Cognitive Behavioural Therapy (CBT) may be what you need. It is a form of therapy but focusses on giving you the tools to change negative thought patterns. It usually involves a little exploration of life experiences that have led to the negative patterns, but only as a way of identifying your triggers. It is usually provided over a finite short set of sessions rather than dragging on for years.

I have two members of my family who have been helped by it. Both went to deal with anxiety issues, but one of them, who displayed some narc tendencies was noticeably less critical afterwards as a kind of 'side effect' of tackling the issue she went to deal with.

CogitoErgoSometimes Thu 28-Mar-13 07:26:53

BTW... psychology aside, can I also suggest that you consider get yourself checked out physically by a GP? Irritability, low moods, wanting to cry, difficulty coping ... can be symptomatic of some really ordinary and highly treatable physical conditions. Are you a healthy weight? Do you have a good diet, get your 5-a-Day, take a multivitamin, get regular exercise & plenty of good quality sleep? Do you drink alcohol or smoke?

buildingmycorestrength Fri 29-Mar-13 08:41:26

Worried I feel for you.

I used to be awful. I'm still bad in some ways but when I was going through a bad time a few years ago (triggered by a major life event) my DH got it in the neck all the time. I was really struggling to keep it together with the kids, and all sorts. I think I was probably at risk of losing my husband eventually.

I don't think I was ever a proper narc because with some small part of my brain I could tell my behaviour wasn't good, and I knew I was the only one who could stop it. I don't think narcs have that insight.

I had therapy, high intensity CBT with a clinical psychologist, which was amazing. It is transformative actually working through the day to day reality of your personality with someone professional. It engages all different. bits of your brain, not just your rational faculties. And it basically helped undo (or at least tame) all the learned unhelpful patterns of my childhood.

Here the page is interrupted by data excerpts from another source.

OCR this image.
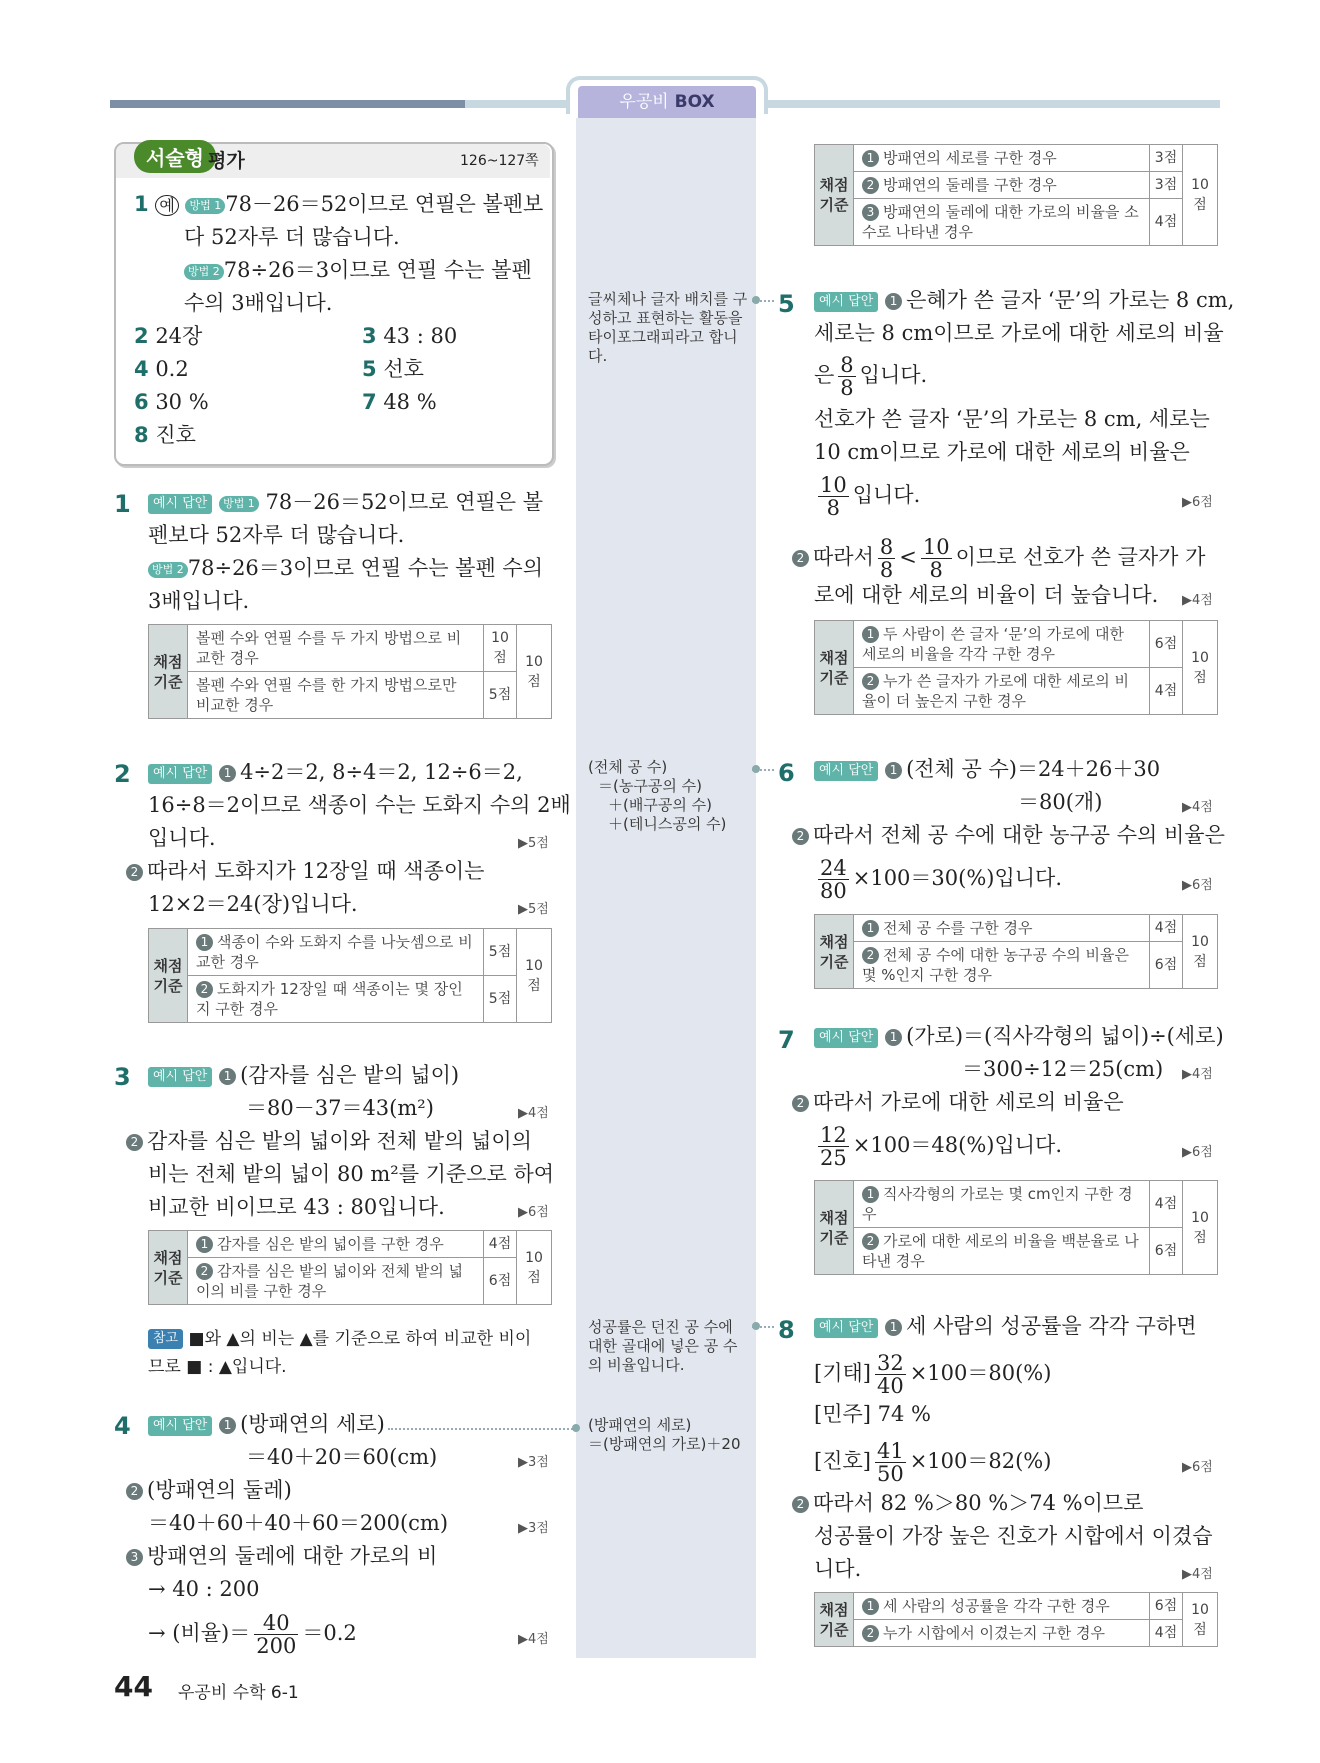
우공비 BOX
서술형 평가	126~127쪽
1 예 방법 1 78－26＝52이므로 연필은 볼펜보
다 52자루 더 많습니다.
방법 2 78÷26＝3이므로 연필 수는 볼펜
수의 3배입니다.
2 24장	3 43 : 80
4 0.2	5 선호
6 30 %	7 48 %
8 진호
1	예시 답안 방법 1 78－26＝52이므로 연필은 볼
펜보다 52자루 더 많습니다.
방법 2 78÷26＝3이므로 연필 수는 볼펜 수의
3배입니다.
채점 기준	볼펜 수와 연필 수를 두 가지 방법으로 비교한 경우	10점	10점
	볼펜 수와 연필 수를 한 가지 방법으로만 비교한 경우	5점	
2	예시 답안 1 4÷2＝2, 8÷4＝2, 12÷6＝2,
16÷8＝2이므로 색종이 수는 도화지 수의 2배
입니다.	▶5점
2 따라서 도화지가 12장일 때 색종이는
12×2＝24(장)입니다.	▶5점
채점 기준	1 색종이 수와 도화지 수를 나눗셈으로 비교한 경우	5점	10점
	2 도화지가 12장일 때 색종이는 몇 장인지 구한 경우	5점	
3	예시 답안 1 (감자를 심은 밭의 넓이)
＝80－37＝43(m²)	▶4점
2 감자를 심은 밭의 넓이와 전체 밭의 넓이의
비는 전체 밭의 넓이 80 m²를 기준으로 하여
비교한 비이므로 43 : 80입니다.	▶6점
채점 기준	1 감자를 심은 밭의 넓이를 구한 경우	4점	10점
	2 감자를 심은 밭의 넓이와 전체 밭의 넓이의 비를 구한 경우	6점	
참고 ■와 ▲의 비는 ▲를 기준으로 하여 비교한 비이
므로 ■ : ▲입니다.
4	예시 답안 1 (방패연의 세로)
＝40＋20＝60(cm)	▶3점
2 (방패연의 둘레)
＝40＋60＋40＋60＝200(cm)	▶3점
3 방패연의 둘레에 대한 가로의 비
→ 40 : 200
→ (비율)＝ $\frac{40}{200} =0.2$	▶4점
채점 기준	1 방패연의 세로를 구한 경우	3점	10점
	2 방패연의 둘레를 구한 경우	3점	
	3 방패연의 둘레에 대한 가로의 비율을 소수로 나타낸 경우	4점	
5	예시 답안 1 은혜가 쓴 글자 ‘문’의 가로는 8 cm,
세로는 8 cm이므로 가로에 대한 세로의 비율
은 $\frac{8}{8}$ 입니다.
선호가 쓴 글자 ‘문’의 가로는 8 cm, 세로는
10 cm이므로 가로에 대한 세로의 비율은
$\frac{10}{8}$ 입니다.	▶6점
2 따라서 $\frac{8}{8} < \frac{10}{8}$ 이므로 선호가 쓴 글자가 가
로에 대한 세로의 비율이 더 높습니다. ▶4점
채점 기준	1 두 사람이 쓴 글자 ‘문’의 가로에 대한 세로의 비율을 각각 구한 경우	6점	10점
	2 누가 쓴 글자가 가로에 대한 세로의 비율이 더 높은지 구한 경우	4점	
6	예시 답안 1 (전체 공 수)＝24＋26＋30
＝80(개)	▶4점
2 따라서 전체 공 수에 대한 농구공 수의 비율은
$\frac{24}{80} \times 100=30(\%)$입니다.	▶6점
채점 기준	1 전체 공 수를 구한 경우	4점	10점
	2 전체 공 수에 대한 농구공 수의 비율은 몇 %인지 구한 경우	6점	
7	예시 답안 1 (가로)＝(직사각형의 넓이)÷(세로)
＝300÷12＝25(cm) ▶4점
2 따라서 가로에 대한 세로의 비율은
$\frac{12}{25} \times 100=48(\%)$입니다.	▶6점
채점 기준	1 직사각형의 가로는 몇 cm인지 구한 경우	4점	10점
	2 가로에 대한 세로의 비율을 백분율로 나타낸 경우	6점	
8	예시 답안 1 세 사람의 성공률을 각각 구하면
[기태] $\frac{32}{40} \times 100=80(\%)$
[민주] 74 %
[진호] $\frac{41}{50} \times 100=82(\%)$	▶6점
2 따라서 82 %＞80 %＞74 %이므로
성공률이 가장 높은 진호가 시합에서 이겼습
니다.	▶4점
채점 기준	1 세 사람의 성공률을 각각 구한 경우	6점	10점
	2 누가 시합에서 이겼는지 구한 경우	4점	
글씨체나 글자 배치를 구성하고 표현하는 활동을 타이포그래피라고 합니다.
(전체 공 수)
＝(농구공의 수)
＋(배구공의 수)
＋(테니스공의 수)
성공률은 던진 공 수에 대한 골대에 넣은 공 수의 비율입니다.
(방패연의 세로)
＝(방패연의 가로)＋20
44 우공비 수학 6-1
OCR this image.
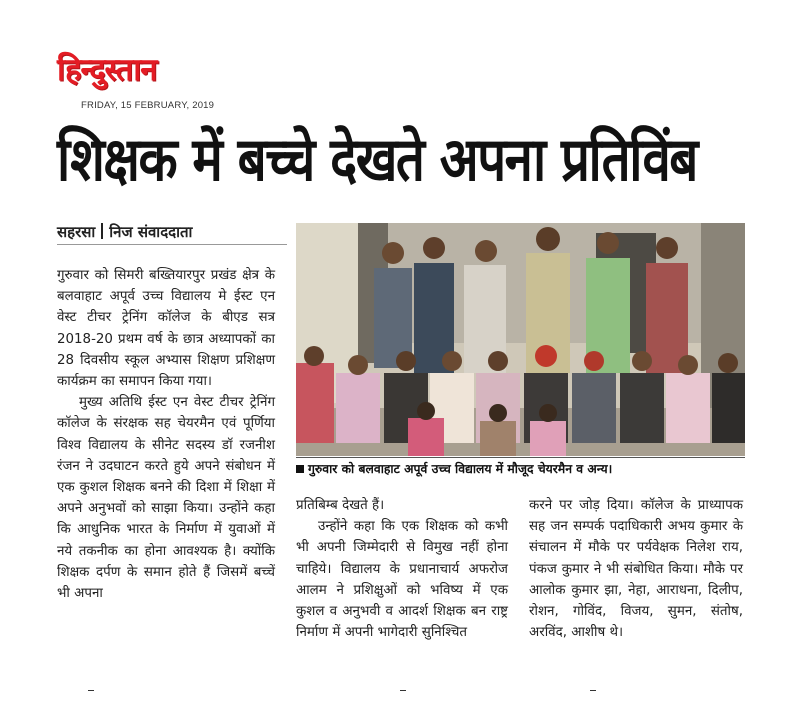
हिन्दुस्तान
FRIDAY, 15 FEBRUARY, 2019
शिक्षक में बच्चे देखते अपना प्रतिविंब
सहरसा निज संवाददाता

गुरुवार को सिमरी बख्तियारपुर प्रखंड क्षेत्र के बलवाहाट अपूर्व उच्च विद्यालय मे ईस्ट एन वेस्ट टीचर ट्रेनिंग कॉलेज के बीएड सत्र 2018-20 प्रथम वर्ष के छात्र अध्यापकों का 28 दिवसीय स्कूल अभ्यास शिक्षण प्रशिक्षण कार्यक्रम का समापन किया गया।

मुख्य अतिथि ईस्ट एन वेस्ट टीचर ट्रेनिंग कॉलेज के संरक्षक सह चेयरमैन एवं पूर्णिया विश्व विद्यालय के सीनेट सदस्य डॉ रजनीश रंजन ने उदघाटन करते हुये अपने संबोधन में एक कुशल शिक्षक बनने की दिशा में शिक्षा में अपने अनुभवों को साझा किया। उन्होंने कहा कि आधुनिक भारत के निर्माण में युवाओं में नये तकनीक का होना आवश्यक है। क्योंकि शिक्षक दर्पण के समान होते हैं जिसमें बच्चें भी अपना

गुरुवार को बलवाहाट अपूर्व उच्च विद्यालय में मौजूद चेयरमैन व अन्य।

प्रतिबिम्ब देखते हैं।

उन्होंने कहा कि एक शिक्षक को कभी भी अपनी जिम्मेदारी से विमुख नहीं होना चाहिये। विद्यालय के प्रधानाचार्य अफरोज आलम ने प्रशिक्षुओं को भविष्य में एक कुशल व अनुभवी व आदर्श शिक्षक बन राष्ट्र निर्माण में अपनी भागेदारी सुनिश्चित

करने पर जोड़ दिया। कॉलेज के प्राध्यापक सह जन सम्पर्क पदाधिकारी अभय कुमार के संचालन में मौके पर पर्यवेक्षक निलेश राय, पंकज कुमार ने भी संबोधित किया। मौके पर आलोक कुमार झा, नेहा, आराधना, दिलीप, रोशन, गोविंद, विजय, सुमन, संतोष, अरविंद, आशीष थे।
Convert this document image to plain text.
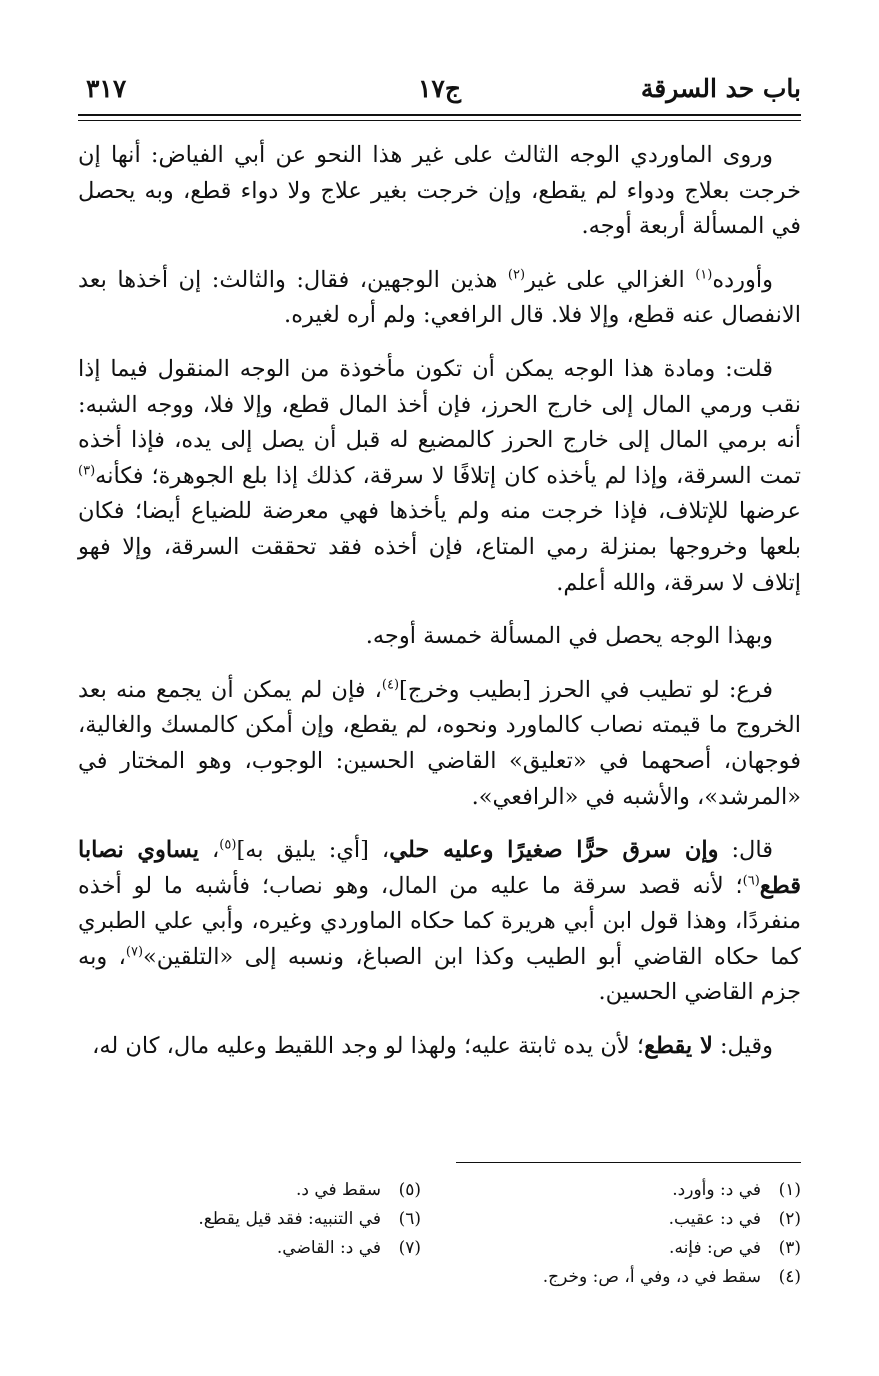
باب حد السرقة
ج١٧
٣١٧

وروى الماوردي الوجه الثالث على غير هذا النحو عن أبي الفياض: أنها إن خرجت بعلاج ودواء لم يقطع، وإن خرجت بغير علاج ولا دواء قطع، وبه يحصل في المسألة أربعة أوجه.

وأورده$^{(١)}$ الغزالي على غير$^{(٢)}$ هذين الوجهين، فقال: والثالث: إن أخذها بعد الانفصال عنه قطع، وإلا فلا. قال الرافعي: ولم أره لغيره.

قلت: ومادة هذا الوجه يمكن أن تكون مأخوذة من الوجه المنقول فيما إذا نقب ورمي المال إلى خارج الحرز، فإن أخذ المال قطع، وإلا فلا، ووجه الشبه: أنه برمي المال إلى خارج الحرز كالمضيع له قبل أن يصل إلى يده، فإذا أخذه تمت السرقة، وإذا لم يأخذه كان إتلافًا لا سرقة، كذلك إذا بلع الجوهرة؛ فكأنه$^{(٣)}$ عرضها للإتلاف، فإذا خرجت منه ولم يأخذها فهي معرضة للضياع أيضا؛ فكان بلعها وخروجها بمنزلة رمي المتاع، فإن أخذه فقد تحققت السرقة، وإلا فهو إتلاف لا سرقة، والله أعلم.

وبهذا الوجه يحصل في المسألة خمسة أوجه.

فرع: لو تطيب في الحرز [بطيب وخرج]$^{(٤)}$، فإن لم يمكن أن يجمع منه بعد الخروج ما قيمته نصاب كالماورد ونحوه، لم يقطع، وإن أمكن كالمسك والغالية، فوجهان، أصحهما في «تعليق» القاضي الحسين: الوجوب، وهو المختار في «المرشد»، والأشبه في «الرافعي».

قال: وإن سرق حرًّا صغيرًا وعليه حلي، [أي: يليق به]$^{(٥)}$، يساوي نصابا قطع$^{(٦)}$؛ لأنه قصد سرقة ما عليه من المال، وهو نصاب؛ فأشبه ما لو أخذه منفردًا، وهذا قول ابن أبي هريرة كما حكاه الماوردي وغيره، وأبي علي الطبري كما حكاه القاضي أبو الطيب وكذا ابن الصباغ، ونسبه إلى «التلقين»$^{(٧)}$، وبه جزم القاضي الحسين.

وقيل: لا يقطع؛ لأن يده ثابتة عليه؛ ولهذا لو وجد اللقيط وعليه مال، كان له،

(١)في د: وأورد.
(٢)في د: عقيب.
(٣)في ص: فإنه.
(٤)سقط في د، وفي أ، ص: وخرج.
(٥)سقط في د.
(٦)في التنبيه: فقد قيل يقطع.
(٧)في د: القاضي.
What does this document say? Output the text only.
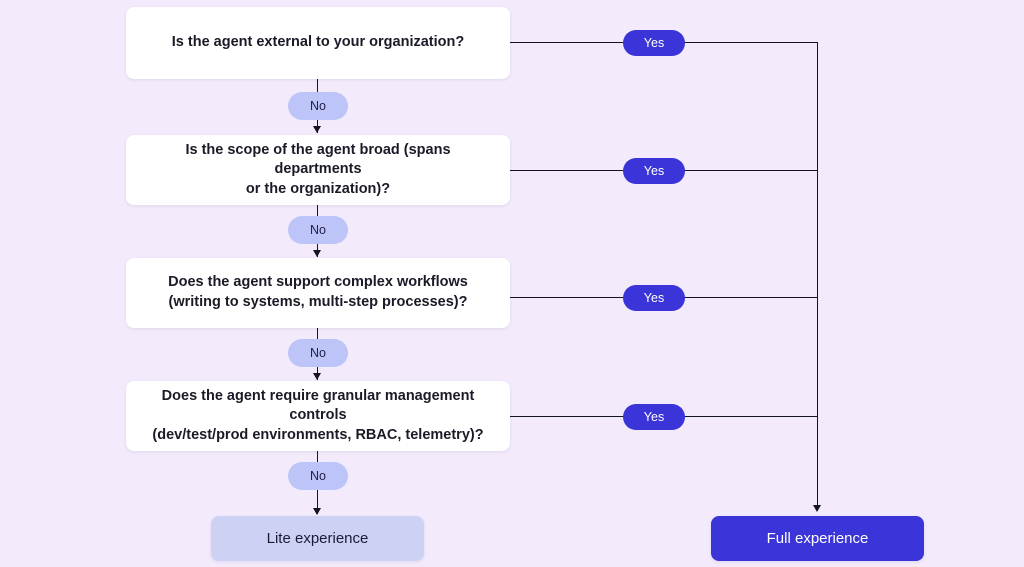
Is the agent external to your organization?
No
Yes
Is the scope of the agent broad (spans departments
or the organization)?
No
Yes
Does the agent support complex workflows
(writing to systems, multi-step processes)?
No
Yes
Does the agent require granular management controls
(dev/test/prod environments, RBAC, telemetry)?
No
Yes
Lite experience	Full experience
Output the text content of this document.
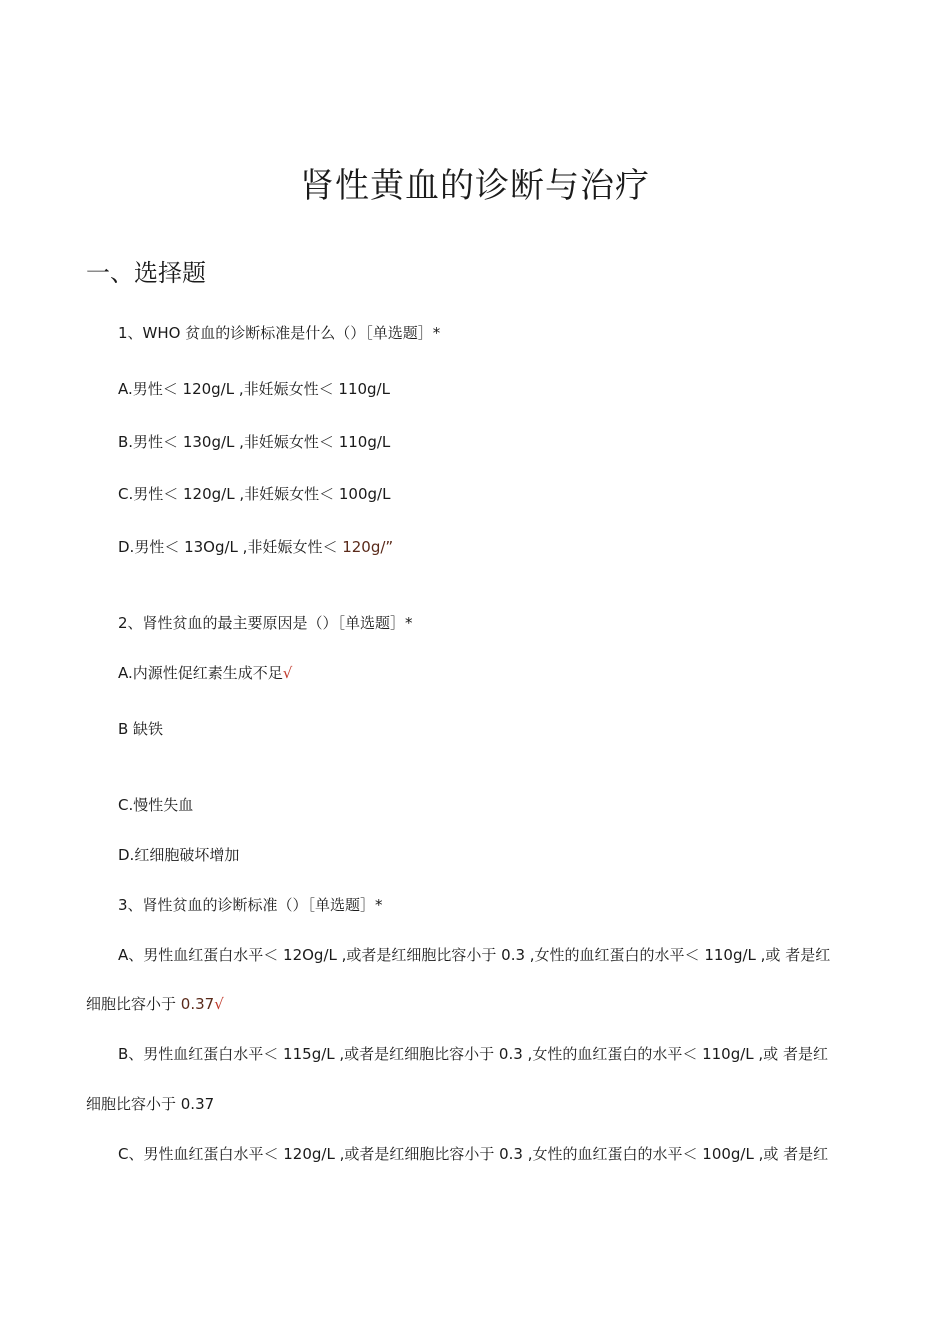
肾性黄血的诊断与治疗
一、选择题

1、WHO 贫血的诊断标准是什么（）［单选题］*

A.男性＜ 120g/L ,非妊娠女性＜ 110g/L

B.男性＜ 130g/L ,非妊娠女性＜ 110g/L

C.男性＜ 120g/L ,非妊娠女性＜ 100g/L

D.男性＜ 13Og/L ,非妊娠女性＜ 120g/”

2、肾性贫血的最主要原因是（）［单选题］*

A.内源性促红素生成不足√

B 缺铁

C.慢性失血

D.红细胞破坏增加

3、肾性贫血的诊断标准（）［单选题］*

A、男性血红蛋白水平＜ 12Og/L ,或者是红细胞比容小于 0.3 ,女性的血红蛋白的水平＜ 110g/L ,或 者是红

细胞比容小于 0.37√

B、男性血红蛋白水平＜ 115g/L ,或者是红细胞比容小于 0.3 ,女性的血红蛋白的水平＜ 110g/L ,或 者是红

细胞比容小于 0.37

C、男性血红蛋白水平＜ 120g/L ,或者是红细胞比容小于 0.3 ,女性的血红蛋白的水平＜ 100g/L ,或 者是红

Life is much better now. I feel like I'm back in the zone of normal relationship issues and bickering and averagely selfish parenting. smile

Kione Sat 30-Mar-13 07:46:26

I was worried about being like my mother too. But before I had DC, in fact being quite young, early twenties I went to a psicologyst because I thought there was something wrong with me. I also read a book that helped me understand why my mum was behaving like that and I think it really has worked. I still loose my temper but I apologise and explain it to DD. My mum never ever apologised to me.